A Comissão Nacional de Ética em Pesquisa do Conselho Nacional de Saúde avaliará, a partir de abril, a segurança e a eficácia da substância no tratamento de pessoas com câncer em estágio avançado. A fosfoetanolamina será sintetizada em um laboratório em Cravinhos, a 270 quilômetros da capital paulista. Depois, o medicamento será encapsulado pela Furp, laboratório farmacêutico oficial do governo, ligado à Secretaria estadual de Saúde, e segue para a fase de testes.

DISTRIBUIÇÃO GRATUITA

O pesquisador aposentado Gilberto Chierice, que estudou a substância na USP de São Carlos, comemorou a aprovação na Câmara e revela que ainda é bastante assediado por pacientes com câncer.

— As pessoas criticaram primeiro, para depois verem que eu estava certo.
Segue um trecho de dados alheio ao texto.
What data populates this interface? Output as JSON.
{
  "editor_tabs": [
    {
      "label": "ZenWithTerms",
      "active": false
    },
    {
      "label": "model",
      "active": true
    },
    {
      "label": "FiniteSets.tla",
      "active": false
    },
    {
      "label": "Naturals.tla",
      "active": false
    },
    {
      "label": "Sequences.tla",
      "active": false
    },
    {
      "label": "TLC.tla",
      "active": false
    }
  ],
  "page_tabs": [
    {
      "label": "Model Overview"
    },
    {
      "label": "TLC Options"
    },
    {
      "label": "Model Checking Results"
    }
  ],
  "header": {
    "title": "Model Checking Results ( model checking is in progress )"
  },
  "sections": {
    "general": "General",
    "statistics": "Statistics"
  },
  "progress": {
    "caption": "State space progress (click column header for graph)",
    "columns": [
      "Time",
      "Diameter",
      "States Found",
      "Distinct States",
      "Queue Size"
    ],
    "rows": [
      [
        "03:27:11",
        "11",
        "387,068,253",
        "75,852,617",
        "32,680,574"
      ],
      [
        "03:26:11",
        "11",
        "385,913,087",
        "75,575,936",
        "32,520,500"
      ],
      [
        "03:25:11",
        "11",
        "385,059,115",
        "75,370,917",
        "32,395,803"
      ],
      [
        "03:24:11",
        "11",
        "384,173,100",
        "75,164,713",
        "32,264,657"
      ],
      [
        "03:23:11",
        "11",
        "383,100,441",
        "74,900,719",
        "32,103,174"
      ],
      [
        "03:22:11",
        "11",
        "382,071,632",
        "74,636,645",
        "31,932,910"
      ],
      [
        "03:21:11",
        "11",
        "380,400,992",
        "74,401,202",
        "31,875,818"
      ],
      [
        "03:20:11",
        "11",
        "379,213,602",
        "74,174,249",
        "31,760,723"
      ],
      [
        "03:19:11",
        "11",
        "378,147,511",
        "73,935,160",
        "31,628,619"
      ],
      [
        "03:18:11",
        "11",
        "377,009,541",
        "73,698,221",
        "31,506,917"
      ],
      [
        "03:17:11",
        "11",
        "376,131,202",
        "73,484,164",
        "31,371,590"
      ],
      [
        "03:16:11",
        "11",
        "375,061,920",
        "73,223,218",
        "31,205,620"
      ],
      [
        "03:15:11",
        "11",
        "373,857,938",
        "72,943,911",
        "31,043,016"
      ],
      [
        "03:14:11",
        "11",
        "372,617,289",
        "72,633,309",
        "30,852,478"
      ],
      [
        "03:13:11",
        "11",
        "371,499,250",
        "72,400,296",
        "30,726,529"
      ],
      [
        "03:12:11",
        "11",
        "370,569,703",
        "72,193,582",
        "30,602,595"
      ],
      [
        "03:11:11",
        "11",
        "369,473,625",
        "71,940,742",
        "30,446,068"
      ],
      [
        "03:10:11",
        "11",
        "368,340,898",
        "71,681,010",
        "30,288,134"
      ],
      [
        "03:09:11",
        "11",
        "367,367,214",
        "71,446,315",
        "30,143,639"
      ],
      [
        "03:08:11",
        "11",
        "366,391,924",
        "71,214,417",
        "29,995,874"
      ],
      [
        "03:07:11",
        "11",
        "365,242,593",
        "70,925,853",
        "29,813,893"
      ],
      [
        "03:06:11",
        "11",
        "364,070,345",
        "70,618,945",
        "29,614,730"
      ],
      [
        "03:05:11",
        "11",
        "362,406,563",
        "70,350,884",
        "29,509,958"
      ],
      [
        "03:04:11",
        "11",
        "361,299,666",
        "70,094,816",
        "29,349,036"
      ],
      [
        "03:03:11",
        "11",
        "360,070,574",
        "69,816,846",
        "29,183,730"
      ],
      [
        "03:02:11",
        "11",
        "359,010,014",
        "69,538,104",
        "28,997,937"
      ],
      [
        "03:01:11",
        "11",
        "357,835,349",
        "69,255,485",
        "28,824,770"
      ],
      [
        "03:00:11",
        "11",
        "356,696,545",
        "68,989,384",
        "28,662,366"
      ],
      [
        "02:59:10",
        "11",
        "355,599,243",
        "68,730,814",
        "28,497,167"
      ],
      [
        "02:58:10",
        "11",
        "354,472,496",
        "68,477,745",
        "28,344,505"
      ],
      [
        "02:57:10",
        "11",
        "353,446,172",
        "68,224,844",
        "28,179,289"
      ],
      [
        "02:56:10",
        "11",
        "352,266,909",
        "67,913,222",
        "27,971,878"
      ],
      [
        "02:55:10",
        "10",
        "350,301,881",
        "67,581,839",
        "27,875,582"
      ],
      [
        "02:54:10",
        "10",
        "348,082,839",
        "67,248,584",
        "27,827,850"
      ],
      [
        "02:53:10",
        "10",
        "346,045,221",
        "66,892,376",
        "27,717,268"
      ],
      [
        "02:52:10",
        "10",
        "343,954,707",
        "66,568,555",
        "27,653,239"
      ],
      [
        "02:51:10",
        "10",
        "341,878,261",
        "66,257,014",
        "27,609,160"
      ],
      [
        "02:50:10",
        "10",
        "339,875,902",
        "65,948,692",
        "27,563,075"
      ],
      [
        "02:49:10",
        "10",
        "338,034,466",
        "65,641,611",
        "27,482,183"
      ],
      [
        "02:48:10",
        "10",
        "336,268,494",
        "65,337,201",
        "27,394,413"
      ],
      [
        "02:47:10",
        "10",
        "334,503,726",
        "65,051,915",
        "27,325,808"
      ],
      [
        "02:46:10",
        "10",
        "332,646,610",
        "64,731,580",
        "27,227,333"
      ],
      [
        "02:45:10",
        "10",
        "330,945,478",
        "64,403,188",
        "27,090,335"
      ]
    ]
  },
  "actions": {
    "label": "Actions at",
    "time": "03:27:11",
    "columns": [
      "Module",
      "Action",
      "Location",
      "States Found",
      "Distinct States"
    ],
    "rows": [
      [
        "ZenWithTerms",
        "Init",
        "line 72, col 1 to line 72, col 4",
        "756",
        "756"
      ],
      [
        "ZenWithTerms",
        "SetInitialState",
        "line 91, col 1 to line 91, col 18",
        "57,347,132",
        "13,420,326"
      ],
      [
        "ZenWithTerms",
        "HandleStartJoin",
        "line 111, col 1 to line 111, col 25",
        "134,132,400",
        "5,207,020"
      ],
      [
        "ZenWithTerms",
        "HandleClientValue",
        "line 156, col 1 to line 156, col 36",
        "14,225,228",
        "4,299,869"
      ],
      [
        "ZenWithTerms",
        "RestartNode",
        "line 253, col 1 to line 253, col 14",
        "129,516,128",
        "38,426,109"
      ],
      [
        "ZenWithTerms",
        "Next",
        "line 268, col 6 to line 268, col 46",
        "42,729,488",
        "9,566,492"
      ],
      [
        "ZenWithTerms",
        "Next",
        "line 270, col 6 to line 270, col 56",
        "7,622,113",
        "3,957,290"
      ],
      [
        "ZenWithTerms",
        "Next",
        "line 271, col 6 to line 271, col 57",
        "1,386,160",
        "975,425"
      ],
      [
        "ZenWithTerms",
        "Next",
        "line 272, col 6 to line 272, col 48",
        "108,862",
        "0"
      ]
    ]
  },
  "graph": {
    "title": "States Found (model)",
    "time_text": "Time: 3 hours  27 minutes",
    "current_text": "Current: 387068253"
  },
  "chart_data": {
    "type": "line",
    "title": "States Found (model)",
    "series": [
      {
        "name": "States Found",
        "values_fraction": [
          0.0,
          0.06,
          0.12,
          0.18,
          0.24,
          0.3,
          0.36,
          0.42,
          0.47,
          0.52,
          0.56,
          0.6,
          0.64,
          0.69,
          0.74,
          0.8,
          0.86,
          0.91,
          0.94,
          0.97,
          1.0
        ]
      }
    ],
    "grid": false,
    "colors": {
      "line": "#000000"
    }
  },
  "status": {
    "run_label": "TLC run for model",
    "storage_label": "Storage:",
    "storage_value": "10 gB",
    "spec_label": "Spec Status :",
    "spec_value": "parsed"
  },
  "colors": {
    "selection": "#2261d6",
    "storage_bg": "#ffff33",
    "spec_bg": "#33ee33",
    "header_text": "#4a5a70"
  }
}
Acredito que, quando tiver aprovação total, o governo do estado terá condições de fabricar a pílula em grande quantidade.

Um dos autores do projeto, o deputado Celso Russomanno (PRB-SP) explica que a intenção é tornar a pílula disponível gratuitamente pelo SUS. Em circunstâncias normais, no entanto, isso significaria obter autorização da Anvisa. Mas o deputado acredita que, com a aprovação da proposta no Congresso, este procedimento não será necessário.

— É lei. Poderemos distribuir, mesmo sem autorização da agência. Não vamos esperar por sua burocracia.